Granulation work began over 4,500 years ago and is consistent by fantastically detailed images like seed pods or lions heads made entirely out of tiny spheres of almost pure gold.
After the jewelry is decorated with these tiny spheres the entire piece is heated to a temperature high enough to form a permanent bond between the surface and the spheres.
The technique is so sophisticated that even with modern tools and knowledge, few goldsmiths today have sufficient skills to complete what was mastered from Etruscan and Greek goldsmiths thousands of years ago.

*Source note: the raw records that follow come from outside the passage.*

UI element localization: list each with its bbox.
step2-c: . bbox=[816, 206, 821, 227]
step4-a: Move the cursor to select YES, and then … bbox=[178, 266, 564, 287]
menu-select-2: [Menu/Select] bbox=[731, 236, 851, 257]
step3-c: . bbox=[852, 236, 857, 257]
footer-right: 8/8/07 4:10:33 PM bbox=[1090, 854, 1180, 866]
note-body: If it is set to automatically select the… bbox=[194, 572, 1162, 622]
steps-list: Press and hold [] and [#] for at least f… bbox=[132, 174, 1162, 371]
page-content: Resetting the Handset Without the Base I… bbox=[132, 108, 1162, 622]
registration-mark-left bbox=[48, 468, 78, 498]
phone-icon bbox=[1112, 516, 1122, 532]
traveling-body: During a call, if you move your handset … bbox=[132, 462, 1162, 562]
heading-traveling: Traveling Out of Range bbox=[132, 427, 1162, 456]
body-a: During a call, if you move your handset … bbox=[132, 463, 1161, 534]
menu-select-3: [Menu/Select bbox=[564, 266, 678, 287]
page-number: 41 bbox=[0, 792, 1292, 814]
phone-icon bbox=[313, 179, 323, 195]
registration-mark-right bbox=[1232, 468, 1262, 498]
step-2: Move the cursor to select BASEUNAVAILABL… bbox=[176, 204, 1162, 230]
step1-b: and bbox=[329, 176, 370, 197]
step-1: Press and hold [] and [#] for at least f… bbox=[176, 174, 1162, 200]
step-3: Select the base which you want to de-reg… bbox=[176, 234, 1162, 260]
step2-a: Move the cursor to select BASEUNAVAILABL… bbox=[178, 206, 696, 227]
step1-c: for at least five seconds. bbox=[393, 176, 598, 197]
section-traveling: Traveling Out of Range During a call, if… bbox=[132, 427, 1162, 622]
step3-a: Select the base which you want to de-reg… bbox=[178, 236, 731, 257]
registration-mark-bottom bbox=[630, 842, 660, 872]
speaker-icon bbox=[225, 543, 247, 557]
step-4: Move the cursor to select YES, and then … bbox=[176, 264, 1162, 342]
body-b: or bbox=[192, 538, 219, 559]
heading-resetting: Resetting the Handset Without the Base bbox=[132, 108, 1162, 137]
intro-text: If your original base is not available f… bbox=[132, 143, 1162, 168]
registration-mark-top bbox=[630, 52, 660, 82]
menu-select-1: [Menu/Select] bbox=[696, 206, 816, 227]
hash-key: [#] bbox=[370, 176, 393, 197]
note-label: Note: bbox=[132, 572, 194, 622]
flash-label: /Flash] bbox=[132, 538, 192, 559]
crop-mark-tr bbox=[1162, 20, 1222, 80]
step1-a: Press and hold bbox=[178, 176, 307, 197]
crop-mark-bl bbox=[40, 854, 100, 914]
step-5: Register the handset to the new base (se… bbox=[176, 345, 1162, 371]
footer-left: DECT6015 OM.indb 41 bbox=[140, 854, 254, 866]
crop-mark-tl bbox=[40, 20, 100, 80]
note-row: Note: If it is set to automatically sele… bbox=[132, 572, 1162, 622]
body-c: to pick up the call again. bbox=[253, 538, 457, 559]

The oldest archaeological findings of this type of jewelry were found In the royal tombs of Ur, in Mesopotamia. The technique then spread to Anatolia, in Syria and to Troy and finally to Etruria at 8th Century BC and then slowly disappeared.
The ancient Greeks employed the craftsmanship at that time but it was the Etruscans that really became known for this work.
This technique slowly fell out of fashion around 600 CE, and the skills and knowledge to create such exquisite jewelry vanished for more than 1000 years.
In the mid-1800s several excavations that took place in Rome and southern Russia revealed Etruscan and Greek jewels all heavily decorated with granulation work which sparked an archaeological Jewelry revival circa 1850s.
From these jewels, Italian and Greek goldsmiths were able to study carefully the findings and slowly master the technique of granulation and create a number of these ecological revivals Jewelry objects which are now kept in important jewelry collections around the globe as well as in the Greek Byzantine museum which is one of the most significant museum in the world.